Who will be allowed to vote in a referendum on Britain’s membership of the EU? Will it be anyone resident in Britain? Everyone with citizenship of an EU member state who is resident in Britain? Everyone resident within the European Economic Area (EEA). Or would it be just British citizens? This is a vitally important issue for the OUT camp because the broader the franchise, the greater the advantage to those who want Britain to remain a captive of the EU.
Suppose the qualification to vote in the EU referendum was the same as that for the recent Scottish independence referendum.
“The following groups are entitled to be on the electoral register for the referendum:
– British citizens resident in Scotland.
– Commonwealth citizens resident in Scotland who have leave to remain in the UK or do not require such leave.
– Citizens of the Republic of Ireland and other EU countries resident in Scotland.
– Members of the House of Lords resident in Scotland.
– Service personnel serving in the UK or overseas with the armed forces who are registered to vote in Scotland.
– Crown personnel serving outside the UK with HM Government who are registered to vote in Scotland.
The key difference from normal voting arrangements is that the minimum age for voting in the referendum will be 16 instead of 18. This means that people who will be 16 years old by 18 September 2014, and are otherwise eligible, can register to vote.”
That would mean anyone resident in Britain who was registered to vote in one or more British elections, whether national, local or for the EU, would be allowed to vote in the EU referendum . The consequence of that would be to allow millions of people who were not British to vote.
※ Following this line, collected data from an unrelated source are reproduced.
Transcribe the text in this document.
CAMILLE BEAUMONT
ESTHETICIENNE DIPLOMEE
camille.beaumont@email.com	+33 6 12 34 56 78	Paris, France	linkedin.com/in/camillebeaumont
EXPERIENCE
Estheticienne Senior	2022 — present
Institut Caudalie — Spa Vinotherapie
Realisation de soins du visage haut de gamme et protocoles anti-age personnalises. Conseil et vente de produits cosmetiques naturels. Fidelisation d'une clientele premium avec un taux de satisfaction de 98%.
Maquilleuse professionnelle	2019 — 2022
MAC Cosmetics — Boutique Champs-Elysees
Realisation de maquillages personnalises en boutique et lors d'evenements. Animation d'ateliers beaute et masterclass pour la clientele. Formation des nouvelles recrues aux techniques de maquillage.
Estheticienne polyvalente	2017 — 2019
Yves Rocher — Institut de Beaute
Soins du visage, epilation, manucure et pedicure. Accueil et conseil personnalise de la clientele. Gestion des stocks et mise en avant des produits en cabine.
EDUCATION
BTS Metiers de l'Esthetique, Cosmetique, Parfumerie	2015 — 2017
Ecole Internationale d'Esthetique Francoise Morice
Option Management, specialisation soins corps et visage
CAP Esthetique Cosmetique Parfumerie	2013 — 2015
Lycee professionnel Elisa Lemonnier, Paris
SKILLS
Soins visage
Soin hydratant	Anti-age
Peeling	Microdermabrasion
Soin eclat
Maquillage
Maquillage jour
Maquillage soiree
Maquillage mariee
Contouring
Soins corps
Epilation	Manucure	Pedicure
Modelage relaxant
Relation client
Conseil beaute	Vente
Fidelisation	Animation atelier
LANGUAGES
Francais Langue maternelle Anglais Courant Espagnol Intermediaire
There would be Republic of Ireland citizens, EU nationals from EU states other than the RoI and qualifying Commonwealth citizens “who must be resident in the UK and either have leave to enter or remain in the UK or not require such leave”. All of this covers a surprisingly wide range of nationalities.
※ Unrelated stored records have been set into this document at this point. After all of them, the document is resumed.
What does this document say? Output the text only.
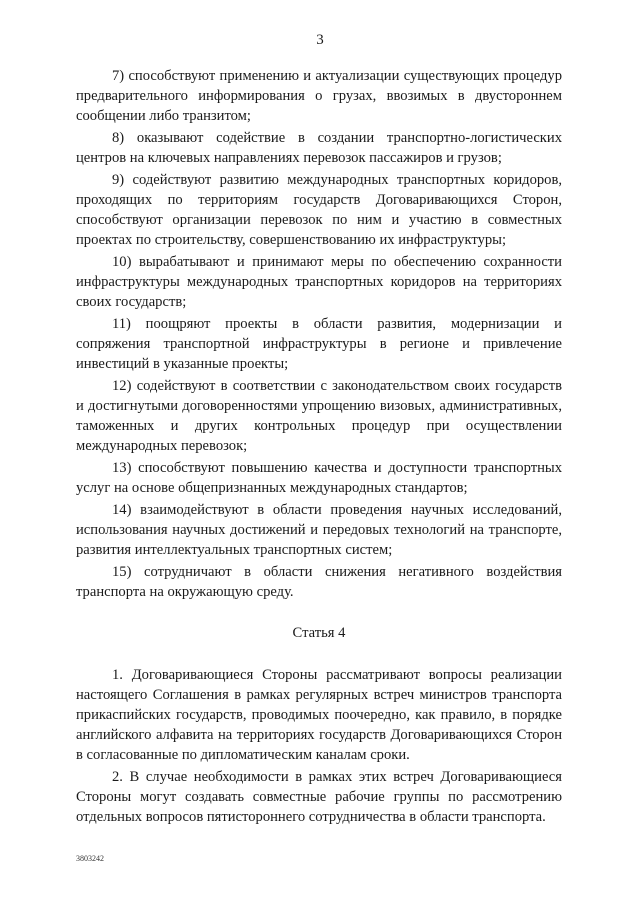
3

7) способствуют применению и актуализации существующих процедур предварительного информирования о грузах, ввозимых в двустороннем сообщении либо транзитом;

8) оказывают содействие в создании транспортно-логистических центров на ключевых направлениях перевозок пассажиров и грузов;

9) содействуют развитию международных транспортных коридоров, проходящих по территориям государств Договаривающихся Сторон, способствуют организации перевозок по ним и участию в совместных проектах по строительству, совершенствованию их инфраструктуры;

10) вырабатывают и принимают меры по обеспечению сохранности инфраструктуры международных транспортных коридоров на территориях своих государств;

11) поощряют проекты в области развития, модернизации и сопряжения транспортной инфраструктуры в регионе и привлечение инвестиций в указанные проекты;

12) содействуют в соответствии с законодательством своих государств и достигнутыми договоренностями упрощению визовых, административных, таможенных и других контрольных процедур при осуществлении международных перевозок;

13) способствуют повышению качества и доступности транспортных услуг на основе общепризнанных международных стандартов;

14) взаимодействуют в области проведения научных исследований, использования научных достижений и передовых технологий на транспорте, развития интеллектуальных транспортных систем;

15) сотрудничают в области снижения негативного воздействия транспорта на окружающую среду.

Статья 4

1. Договаривающиеся Стороны рассматривают вопросы реализации настоящего Соглашения в рамках регулярных встреч министров транспорта прикаспийских государств, проводимых поочередно, как правило, в порядке английского алфавита на территориях государств Договаривающихся Сторон в согласованные по дипломатическим каналам сроки.

2. В случае необходимости в рамках этих встреч Договаривающиеся Стороны могут создавать совместные рабочие группы по рассмотрению отдельных вопросов пятистороннего сотрудничества в области транспорта.

3803242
To use such a qualification would be greatly to the disadvantage of the OUT side.
1. Immigrants of all sorts would have a vested interest in Britain remaining within the EU, because outside of the EU Britain would be able to properly control her borders provided her politicians had the will. This would potentially, and almost certainly in actuality, make both future immigration more difficult and reduce the benefits available to immigrants. For example, the bringing into Britain of relatives could be curtailed or stopped entirely. The total number of immigrants with a nationality other than British resident in Britain is an estimated five million. Of these around two million are nationals of other EU states. The foreign born figure is higher with around 8 million foreign born in Britain.
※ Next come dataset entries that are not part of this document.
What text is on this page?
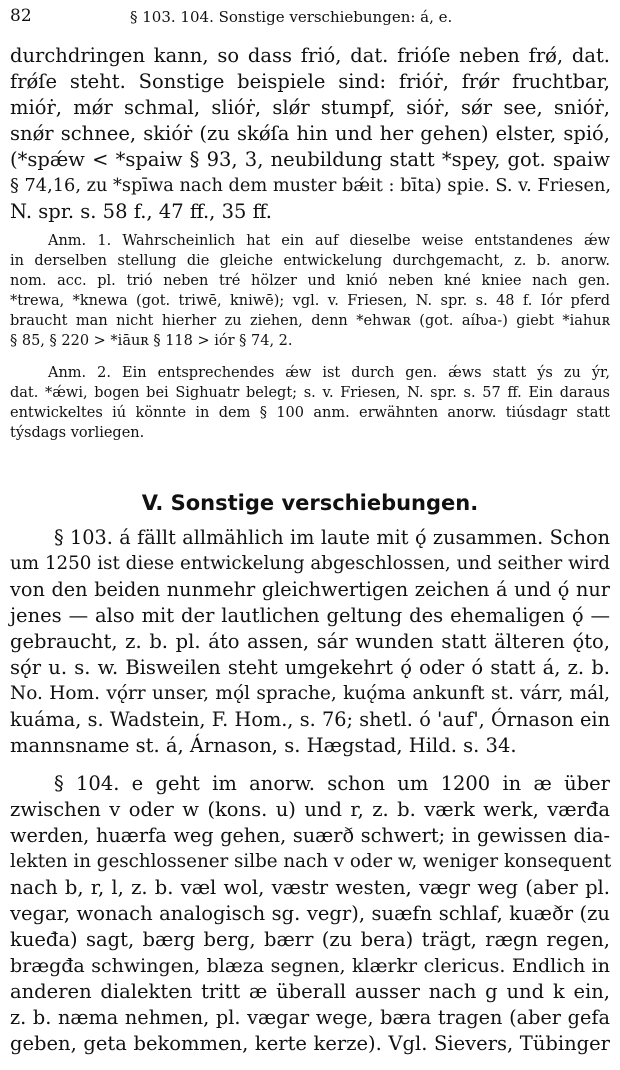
82	§ 103. 104. Sonstige verschiebungen: á, e.
durchdringen kann, so dass frió, dat. frióſe neben frǿ, dat.
frǿſe steht. Sonstige beispiele sind: frióṙ, frǿr fruchtbar,
mióṙ, mǿr schmal, slióṙ, slǿr stumpf, sióṙ, sǿr see, snióṙ,
snǿr schnee, skióṙ (zu skǿſa hin und her gehen) elster, spió,
(*spǽw < *spaiw § 93, 3, neubildung statt *spey, got. spaiw
§ 74,16, zu *spīwa nach dem muster bǽit : bīta) spie. S. v. Friesen,
N. spr. s. 58 f., 47 ff., 35 ff.
Anm. 1. Wahrscheinlich hat ein auf dieselbe weise entstandenes ǽw
in derselben stellung die gleiche entwickelung durchgemacht, z. b. anorw.
nom. acc. pl. trió neben tré hölzer und knió neben kné kniee nach gen.
*trewa, *knewa (got. triwē, kniwē); vgl. v. Friesen, N. spr. s. 48 f. Iór pferd
braucht man nicht hierher zu ziehen, denn *ehwaʀ (got. aíƕa-) giebt *iahuʀ
§ 85, § 220 > *iāuʀ § 118 > iór § 74, 2.
Anm. 2. Ein entsprechendes ǽw ist durch gen. ǽws statt ýs zu ýr,
dat. *ǽwi, bogen bei Sighuatr belegt; s. v. Friesen, N. spr. s. 57 ff. Ein daraus
entwickeltes iú könnte in dem § 100 anm. erwähnten anorw. tiúsdagr statt
týsdags vorliegen.
V. Sonstige verschiebungen.
§ 103. á fällt allmählich im laute mit ǫ́ zusammen. Schon
um 1250 ist diese entwickelung abgeschlossen, und seither wird
von den beiden nunmehr gleichwertigen zeichen á und ǫ́ nur
jenes — also mit der lautlichen geltung des ehemaligen ǫ́ —
gebraucht, z. b. pl. áto assen, sár wunden statt älteren ǫ́to,
sǫ́r u. s. w. Bisweilen steht umgekehrt ǫ́ oder ó statt á, z. b.
No. Hom. vǫ́rr unser, mǫ́l sprache, kuǫ́ma ankunft st. várr, mál,
kuáma, s. Wadstein, F. Hom., s. 76; shetl. ó 'auf', Órnason ein
mannsname st. á, Árnason, s. Hægstad, Hild. s. 34.
§ 104. e geht im anorw. schon um 1200 in æ über
zwischen v oder w (kons. u) und r, z. b. værk werk, værđa
werden, huærfa weg gehen, suærð schwert; in gewissen dia-
lekten in geschlossener silbe nach v oder w, weniger konsequent
nach b, r, l, z. b. væl wol, væstr westen, vægr weg (aber pl.
vegar, wonach analogisch sg. vegr), suæfn schlaf, kuæðr (zu
kueđa) sagt, bærg berg, bærr (zu bera) trägt, rægn regen,
brægđa schwingen, blæza segnen, klærkr clericus. Endlich in
anderen dialekten tritt æ überall ausser nach g und k ein,
z. b. næma nehmen, pl. vægar wege, bæra tragen (aber gefa
geben, geta bekommen, kerte kerze). Vgl. Sievers, Tübinger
2. British citizens living abroad would be ineligible. Despite being migrants themselves, they would be more likely to vote to leave than foreigners living in Britain, not least because many of them would not be intending to live permanently abroad. Their position would be the exact opposite of foreigners living in Britain, who whether or not they intended to stay permanently in Britain, would have a vested interest in voting for Britain to remain within the EU because it would secure their immediate position in the country. There are an estimated five million Britons living abroad. The majority live outside of the EU.
3.Sixteen and seventeen year olds would be more likely to vote to stay in the EU than older voters because they have known nothing else.
The best case scenario
Suppose the best case scenario for an OUT vote occurs, that only those eligible to vote in general elections were allowed to vote.
The present eligibility to vote in Britain is this:
To vote in a UK general election a person must be registered to vote and also:
– be 18 years of age or over on polling day
– be a British citizen, a qualifying Commonwealth citizen or a citizen of the Republic of Ireland
– not be subject to any legal incapacity to vote
Additionally, the following cannot vote in a UK general election:
– members of the House of Lords (although they can vote at elections to local authorities, devolved legislatures and the European Parliament)
– EU citizens resident in the UK (although they can vote at elections to local authorities, devolved legislatures and the European Parliament)
– anyone other than British, Irish and qualifying Commonwealth citizens
– convicted persons detained in pursuance of their sentences (though remand prisoners, unconvicted prisoners and civil prisoners can vote if they are on the electoral register)
– anyone found guilty within the previous five years of corrupt or illegal practices in connection with an election
That would still leave RoI citizens and qualifying Commonwealth citizens eligible. Their numbers are considerable. In addition, British citizenship has been handed out astonishingly casually in recent years with citizenship being granted to 100-200,000 people a year since 2000.
To first generation immigrants granted British citizenship can be added millions of their descendants who automatically have British citizenship . They will generally favour Britain remaining within the EU for the same reasons as first generation immigrants will.
This all adds up to the a substantial handicap for the OUT side before any campaign started. Nonetheless, it is the most the OUT side can hope for.
Only a Tory government or a coalition between Tories and UKIP are likely to deliver a referendum. They would probably favour the same qualifications to vote as those used at a general election. Any broader suffrage should be resisted implacably, because the broader the franchise, the less chance of obtaining a vote to leave the EU.